Suicide Assessment in the ED
Literature based recommendations for suicide assessment in the Emergency Department: A review. The Journal of Emergency Medicine, Vol. 43, No. 5, pp. 836–842, 2012
Linda Ronquillo, MA, Arpi Minassian, PHD, Gary M. Vilke, MD, and Michael P. Wilson, MD, PHD.
Suicidal ideation and suicide attempts are frequent complaints in the ED. The Joint Commission established a National Patient Safety Goal that requires practitioners who are taking care of patients with psychiatric and behavioral disorders to identify patients who are at high risk for suicide. However, it can be difficult to identify which patients are truly high risk for suicide, and psychiatric holds and psychiatric consults can take up valuable time and space in the ED. The goal of this article is to provide a comprehensive literature review to discuss appropriate management of suicidal patients and identify important variables to distinguish patients at high risk for suicide.
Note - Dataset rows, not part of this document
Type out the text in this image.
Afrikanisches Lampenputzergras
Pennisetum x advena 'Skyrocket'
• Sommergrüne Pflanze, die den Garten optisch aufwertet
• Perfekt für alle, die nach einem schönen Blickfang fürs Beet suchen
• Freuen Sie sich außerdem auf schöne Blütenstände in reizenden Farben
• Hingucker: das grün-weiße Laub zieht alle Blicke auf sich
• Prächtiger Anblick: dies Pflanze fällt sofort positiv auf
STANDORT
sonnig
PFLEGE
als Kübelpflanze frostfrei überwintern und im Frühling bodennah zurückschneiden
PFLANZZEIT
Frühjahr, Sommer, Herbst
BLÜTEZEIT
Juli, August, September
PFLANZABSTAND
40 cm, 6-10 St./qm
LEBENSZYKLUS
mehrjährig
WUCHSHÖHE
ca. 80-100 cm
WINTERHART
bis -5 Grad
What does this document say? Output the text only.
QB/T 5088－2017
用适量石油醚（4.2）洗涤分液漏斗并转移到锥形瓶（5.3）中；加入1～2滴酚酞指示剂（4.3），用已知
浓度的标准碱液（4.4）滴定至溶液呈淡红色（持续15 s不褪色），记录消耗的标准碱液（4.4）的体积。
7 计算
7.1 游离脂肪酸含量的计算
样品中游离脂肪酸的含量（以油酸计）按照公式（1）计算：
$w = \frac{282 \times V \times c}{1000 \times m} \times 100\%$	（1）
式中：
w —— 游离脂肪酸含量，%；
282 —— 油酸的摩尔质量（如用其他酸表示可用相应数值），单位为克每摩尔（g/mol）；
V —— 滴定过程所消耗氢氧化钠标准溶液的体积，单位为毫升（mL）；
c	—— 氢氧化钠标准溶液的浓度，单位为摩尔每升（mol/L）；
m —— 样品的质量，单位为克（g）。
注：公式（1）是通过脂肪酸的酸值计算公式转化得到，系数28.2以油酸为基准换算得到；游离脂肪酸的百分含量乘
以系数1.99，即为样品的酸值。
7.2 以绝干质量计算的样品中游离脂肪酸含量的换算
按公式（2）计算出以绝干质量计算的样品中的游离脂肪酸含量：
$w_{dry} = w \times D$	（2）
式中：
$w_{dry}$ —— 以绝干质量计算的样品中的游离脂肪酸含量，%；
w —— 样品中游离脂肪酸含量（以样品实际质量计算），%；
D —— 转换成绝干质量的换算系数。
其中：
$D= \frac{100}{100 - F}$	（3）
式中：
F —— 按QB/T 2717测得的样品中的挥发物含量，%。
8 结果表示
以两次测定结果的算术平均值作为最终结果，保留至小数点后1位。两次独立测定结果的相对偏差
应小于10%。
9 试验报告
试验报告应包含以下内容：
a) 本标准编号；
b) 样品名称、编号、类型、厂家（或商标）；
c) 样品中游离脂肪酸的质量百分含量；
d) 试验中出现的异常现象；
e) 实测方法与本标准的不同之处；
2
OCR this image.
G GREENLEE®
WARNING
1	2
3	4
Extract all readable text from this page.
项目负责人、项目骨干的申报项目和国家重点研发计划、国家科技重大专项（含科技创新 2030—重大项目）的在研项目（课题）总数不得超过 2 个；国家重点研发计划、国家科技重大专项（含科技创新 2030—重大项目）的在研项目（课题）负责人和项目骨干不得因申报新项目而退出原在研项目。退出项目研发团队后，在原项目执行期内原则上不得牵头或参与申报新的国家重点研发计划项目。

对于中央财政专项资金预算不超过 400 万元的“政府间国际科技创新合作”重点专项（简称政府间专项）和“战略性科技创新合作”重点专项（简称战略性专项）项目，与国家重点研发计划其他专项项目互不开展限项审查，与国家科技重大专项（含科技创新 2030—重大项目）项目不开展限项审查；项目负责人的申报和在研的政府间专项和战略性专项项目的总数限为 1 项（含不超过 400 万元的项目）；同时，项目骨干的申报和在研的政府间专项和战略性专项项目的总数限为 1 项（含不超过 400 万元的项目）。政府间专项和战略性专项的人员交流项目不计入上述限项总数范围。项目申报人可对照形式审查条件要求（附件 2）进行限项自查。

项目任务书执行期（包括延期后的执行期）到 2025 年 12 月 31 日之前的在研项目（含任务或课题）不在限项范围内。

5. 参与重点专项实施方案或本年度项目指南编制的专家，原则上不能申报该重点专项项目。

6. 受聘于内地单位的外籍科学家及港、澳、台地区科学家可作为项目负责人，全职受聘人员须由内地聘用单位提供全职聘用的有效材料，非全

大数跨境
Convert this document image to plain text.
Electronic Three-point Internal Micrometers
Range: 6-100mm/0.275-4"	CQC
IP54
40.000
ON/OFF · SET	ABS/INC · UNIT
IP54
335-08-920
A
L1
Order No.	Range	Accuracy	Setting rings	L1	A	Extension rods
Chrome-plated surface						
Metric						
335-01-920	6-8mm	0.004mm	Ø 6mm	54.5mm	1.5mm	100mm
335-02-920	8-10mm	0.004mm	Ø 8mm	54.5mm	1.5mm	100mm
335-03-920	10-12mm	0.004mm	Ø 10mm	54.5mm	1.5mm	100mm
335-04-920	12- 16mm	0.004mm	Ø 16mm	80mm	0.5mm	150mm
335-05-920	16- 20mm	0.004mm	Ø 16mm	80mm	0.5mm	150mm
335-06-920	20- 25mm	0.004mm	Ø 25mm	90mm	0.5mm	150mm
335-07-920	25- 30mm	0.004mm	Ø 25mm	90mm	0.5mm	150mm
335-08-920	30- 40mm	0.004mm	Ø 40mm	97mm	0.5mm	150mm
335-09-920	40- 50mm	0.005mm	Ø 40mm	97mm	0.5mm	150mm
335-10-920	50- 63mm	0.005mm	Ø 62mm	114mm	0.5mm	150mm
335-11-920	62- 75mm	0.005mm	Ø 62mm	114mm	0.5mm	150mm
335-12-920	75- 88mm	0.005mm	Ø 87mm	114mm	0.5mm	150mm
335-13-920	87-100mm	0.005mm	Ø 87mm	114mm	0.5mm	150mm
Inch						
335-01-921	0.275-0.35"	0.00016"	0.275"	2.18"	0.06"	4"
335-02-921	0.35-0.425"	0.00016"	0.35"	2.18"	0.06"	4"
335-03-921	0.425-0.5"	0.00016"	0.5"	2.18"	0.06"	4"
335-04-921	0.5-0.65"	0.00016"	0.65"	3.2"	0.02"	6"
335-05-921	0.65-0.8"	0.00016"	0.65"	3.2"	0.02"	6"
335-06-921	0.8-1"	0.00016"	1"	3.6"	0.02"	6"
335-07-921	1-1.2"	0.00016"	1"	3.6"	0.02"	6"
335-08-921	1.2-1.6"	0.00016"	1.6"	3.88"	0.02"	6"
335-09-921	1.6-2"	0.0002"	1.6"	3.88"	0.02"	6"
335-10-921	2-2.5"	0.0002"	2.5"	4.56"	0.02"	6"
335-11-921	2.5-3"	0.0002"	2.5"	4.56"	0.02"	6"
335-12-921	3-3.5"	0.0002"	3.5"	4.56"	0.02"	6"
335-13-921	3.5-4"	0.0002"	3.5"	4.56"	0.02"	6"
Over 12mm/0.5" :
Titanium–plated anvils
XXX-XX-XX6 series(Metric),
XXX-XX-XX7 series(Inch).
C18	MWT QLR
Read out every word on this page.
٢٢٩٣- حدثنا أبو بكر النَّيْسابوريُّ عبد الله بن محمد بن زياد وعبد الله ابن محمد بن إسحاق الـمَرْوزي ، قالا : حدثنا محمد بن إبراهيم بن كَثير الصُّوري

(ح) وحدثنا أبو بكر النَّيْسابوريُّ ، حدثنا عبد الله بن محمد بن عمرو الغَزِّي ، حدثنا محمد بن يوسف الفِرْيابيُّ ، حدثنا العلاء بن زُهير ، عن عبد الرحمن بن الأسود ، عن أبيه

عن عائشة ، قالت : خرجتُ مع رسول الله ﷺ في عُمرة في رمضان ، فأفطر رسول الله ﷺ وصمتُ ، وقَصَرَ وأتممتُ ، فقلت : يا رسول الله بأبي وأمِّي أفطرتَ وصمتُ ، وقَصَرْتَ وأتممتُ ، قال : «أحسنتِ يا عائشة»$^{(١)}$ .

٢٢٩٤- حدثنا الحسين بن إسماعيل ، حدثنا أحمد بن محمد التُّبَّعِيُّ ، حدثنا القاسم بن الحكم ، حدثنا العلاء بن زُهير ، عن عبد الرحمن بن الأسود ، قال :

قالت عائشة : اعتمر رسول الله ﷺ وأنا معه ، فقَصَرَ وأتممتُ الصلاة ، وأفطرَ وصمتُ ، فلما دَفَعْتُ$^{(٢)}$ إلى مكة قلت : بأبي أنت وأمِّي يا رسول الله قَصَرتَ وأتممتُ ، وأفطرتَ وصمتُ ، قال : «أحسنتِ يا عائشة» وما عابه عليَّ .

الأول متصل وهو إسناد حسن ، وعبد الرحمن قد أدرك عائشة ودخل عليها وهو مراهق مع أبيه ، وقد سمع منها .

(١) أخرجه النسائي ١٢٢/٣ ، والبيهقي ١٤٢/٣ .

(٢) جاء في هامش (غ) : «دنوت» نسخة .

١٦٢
-Use safety contracts cautiously; experts agree it does not offer you legal protection in the event of a poor outcome.
-Strong predictors of suicide include: previous history of suicide attempts, current lethal plan, recent psychosocial stressor, hopelessness, psychosis, older age, Caucasian race, and previous psychiatric diagnosis.
-Alcohol and drug use increase overall lifetime suicide risk, and can increase risk acutely if patient’s judgement is impaired and is impulsive. However, not all patients with substance abuse require immediate psychiatric evaluation, particularly if they do not have other specific risk factors such as hopelessness or psychosocial stressors.
-There is no universally accepted scoring system to identify patients high risk for suicide. Two scoring systems discussed (modified SAD PERSONS, The Manchester Self-Harm Score) simply take into account key history elements discussed above, and are not sensitive enough to be relied on completely. However, they may be helpful in identifying low risk patients who are safe to discharge with outpatient psychiatric follow up.
-Take a good history of suicidal patients in the ED to ask about key variables (current lethal plan, previous suicide attempts, hopelessness) that can help identify patients high risk for completing suicide. Patients who do not have any of these features may be appropriate for outpatient care.